Outside of her professional life, she enjoys golf, breadmaking, travel, and spending time with friends and family. Most recently, she travelled on safari through Botswana and Zimbabwe. She is also a proud cat owner to two Maine Coons, Kevin and Oscar.
Limor Markman is a business and AI strategist who helps organizations create a clear AI strategy and plan one that drives growth, improves efficiency, and keeps people at the center.
As an early adopter of AI, Limor has spent years working alongside businesses of all sizes to integrate AI not as a technology project, but as a strategic one. A sought-after speaker, trainer, and coach, she is known for making complex ideas accessible, challenging her audiences to think differently, and leaving people with perspectives they actually use.

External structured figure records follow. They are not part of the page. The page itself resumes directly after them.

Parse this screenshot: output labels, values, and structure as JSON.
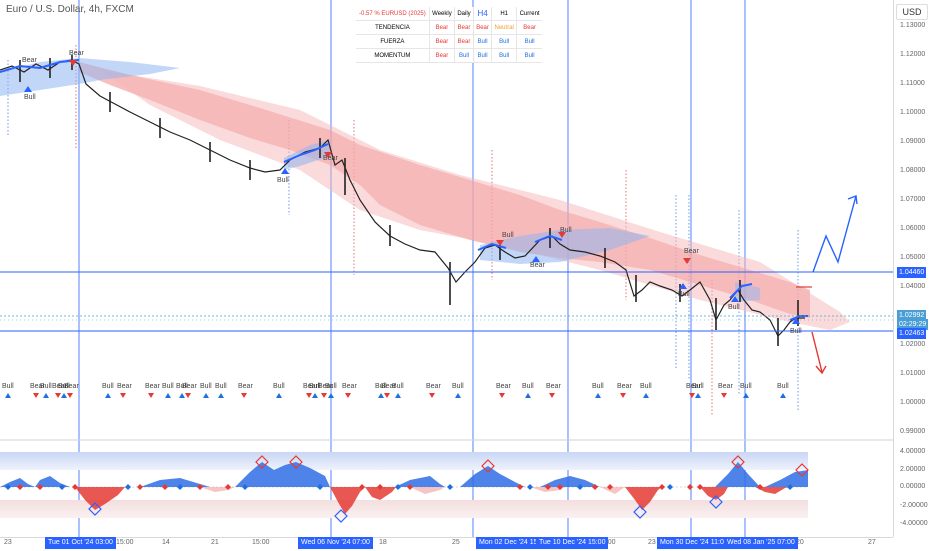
{
  "chart": {
    "symbol_title": "Euro / U.S. Dollar, 4h, FXCM",
    "currency_label": "USD",
    "price_ticks": [
      "1.13000",
      "1.12000",
      "1.11000",
      "1.10000",
      "1.09000",
      "1.08000",
      "1.07000",
      "1.06000",
      "1.05000",
      "1.04000",
      "1.03000",
      "1.02000",
      "1.01000",
      "1.00000",
      "0.99000"
    ],
    "price_labels": {
      "resistance": "1.04460",
      "last_price": "1.02992",
      "countdown": "02:29:29",
      "support": "1.02463"
    },
    "osc_ticks": [
      "4.00000",
      "2.00000",
      "0.00000",
      "-2.00000",
      "-4.00000"
    ],
    "time_ticks": [
      "23",
      "15:00",
      "14",
      "21",
      "15:00",
      "18",
      "25",
      "15:00",
      "23",
      "20",
      "27"
    ],
    "time_badges": [
      "Tue 01 Oct '24 03:00",
      "Wed 06 Nov '24 07:00",
      "Mon 02 Dec '24 15:0",
      "Tue 10 Dec '24 15:00",
      "Mon 30 Dec '24 11:00",
      "Wed 08 Jan '25 07:00"
    ]
  },
  "summary_table": {
    "header": [
      "-0.57 % EURUSD (2025)",
      "Weekly",
      "Daily",
      "H4",
      "H1",
      "Current"
    ],
    "rows": [
      {
        "label": "TENDENCIA",
        "cells": [
          "Bear",
          "Bear",
          "Bear",
          "Neutral",
          "Bear"
        ]
      },
      {
        "label": "FUERZA",
        "cells": [
          "Bear",
          "Bear",
          "Bull",
          "Bull",
          "Bull"
        ]
      },
      {
        "label": "MOMENTUM",
        "cells": [
          "Bear",
          "Bull",
          "Bull",
          "Bull",
          "Bull"
        ]
      }
    ]
  },
  "signals": {
    "price_labels": [
      "Bear",
      "Bull",
      "Bear",
      "Bull",
      "Bear",
      "Bull",
      "Bear",
      "Bull",
      "Bear",
      "Bull",
      "Bull",
      "Bull"
    ],
    "row_labels": [
      "Bull",
      "Bear",
      "Bull",
      "Bear",
      "Bull",
      "Bear",
      "Bull",
      "Bear",
      "Bear",
      "Bull",
      "Bull",
      "Bear",
      "Bull",
      "Bull",
      "Bear",
      "Bull",
      "Bear",
      "Bull",
      "Bear",
      "Bull",
      "Bear",
      "Bull",
      "Bear",
      "Bull",
      "Bear",
      "Bull",
      "Bear",
      "Bull",
      "Bear",
      "Bull",
      "Bear",
      "Bull",
      "Bear",
      "Bull",
      "Bear",
      "Bull",
      "Bull"
    ]
  },
  "colors": {
    "bear": "#e53935",
    "bull": "#1e6fe0",
    "neutral": "#f0a030",
    "accent": "#2962ff",
    "cloud_bear": "#f28b8b",
    "cloud_bull": "#8fb5f0"
  }
}
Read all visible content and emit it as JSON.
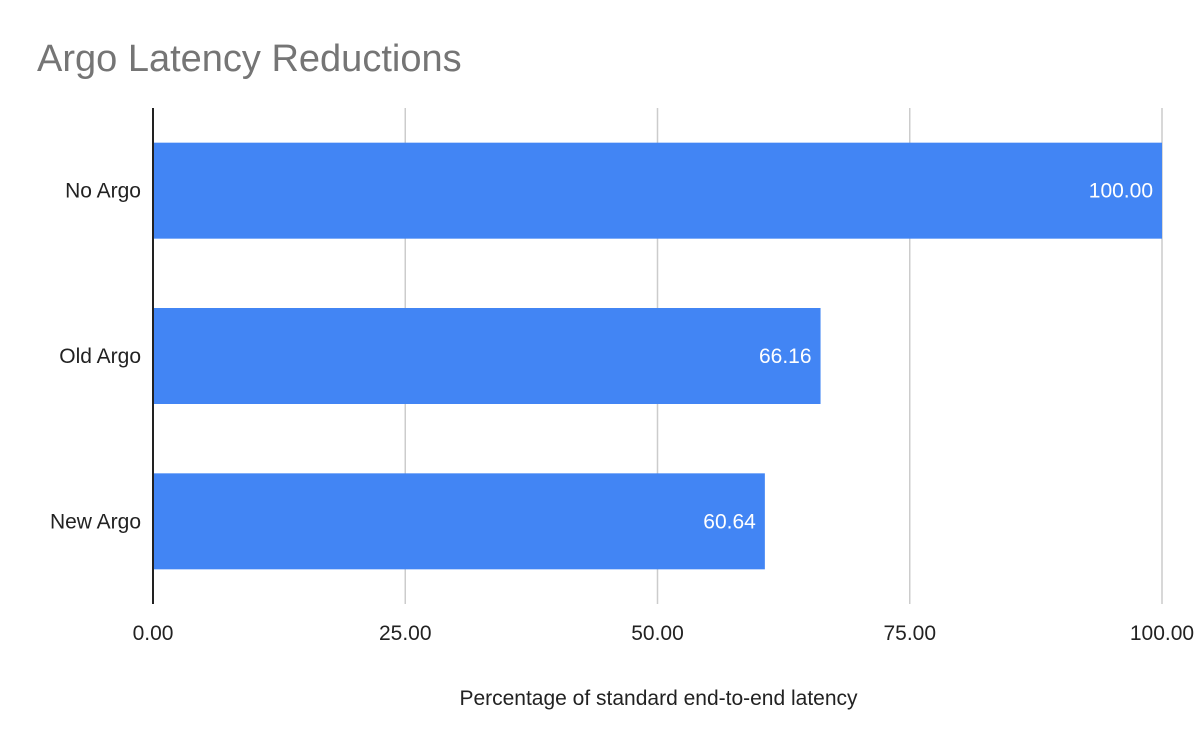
{
  "chart_data": {
    "type": "bar",
    "orientation": "horizontal",
    "title": "Argo Latency Reductions",
    "xlabel": "Percentage of standard end-to-end latency",
    "ylabel": "",
    "categories": [
      "No Argo",
      "Old Argo",
      "New Argo"
    ],
    "values": [
      100.0,
      66.16,
      60.64
    ],
    "data_labels": [
      "100.00",
      "66.16",
      "60.64"
    ],
    "xlim": [
      0,
      100
    ],
    "x_ticks": [
      0,
      25,
      50,
      75,
      100
    ],
    "x_tick_labels": [
      "0.00",
      "25.00",
      "50.00",
      "75.00",
      "100.00"
    ],
    "grid": "vertical",
    "legend": "none",
    "bar_color": "#4285f4"
  }
}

As the founder of Absolute Ascent, Limor and her team work with business owners and organizational leaders through trainings, workshops, one-on-one coaching, and consulting engagements. Whether the goal is building an AI strategy from scratch, streamlining operations, or developing automated tools that free up time for higher-value work, the focus is always the same: sustainable, meaningful growth. Absolute Ascent works with clients across Canada, the United States, and Europe.
Limor's insights have been featured in BNN, Global News, The Globe and Mail, and The Huffington Post. She is also a mother of two daughters, which, she'll tell you, has taught her more about how to adapt, rethink your approach, and evolve than any business book ever could.
Rumina Morris is an esteemed expert in Anti-Racism, Anti-Oppression, Equity, and Inclusion, offering consulting and coaching services to leaders and organizations dedicated to enacting positive organizational change. She has a distinguished career spanning over two decades in leadership roles within the human services sector. Rumina is registered social worker and provides counselling services that support the healing racism, oppression and intergenerational trauma.
Rumina has consistently advocated for social justice and human rights, leveraging her leadership role to draw attention to systemic inequities and support for transformative change. Rumina is committed to lifelong learning and unlearning and is recognized for her dynamic and engaging approach. She facilitates critical self-reflection and raises awareness about unconscious biases by creating a space that encourages others to do the same. Her exploration of organizational culture through an equity lens sheds light on growth opportunities, reflecting her commitment to fostering inclusive and equitable environments.
Rumina Morris stands as a catalyst for positive change, offering invaluable insights to organizations seeking to advance their commitment to equity and inclusion initiatives that support belonging. She was the recipient of the 2022 Ontario Association of Social Workers Community Contribution Award and was recognized as an honouree of the 2024 City of London’s Mayor’s New Years Honour List. In 2024, Rumina was awarded an Honorary Degree from Fanshawe College for her community level impact. She has recently completed her Masters in consulting and leading organizations in psychodynamics and systems approaches through the University of Essex.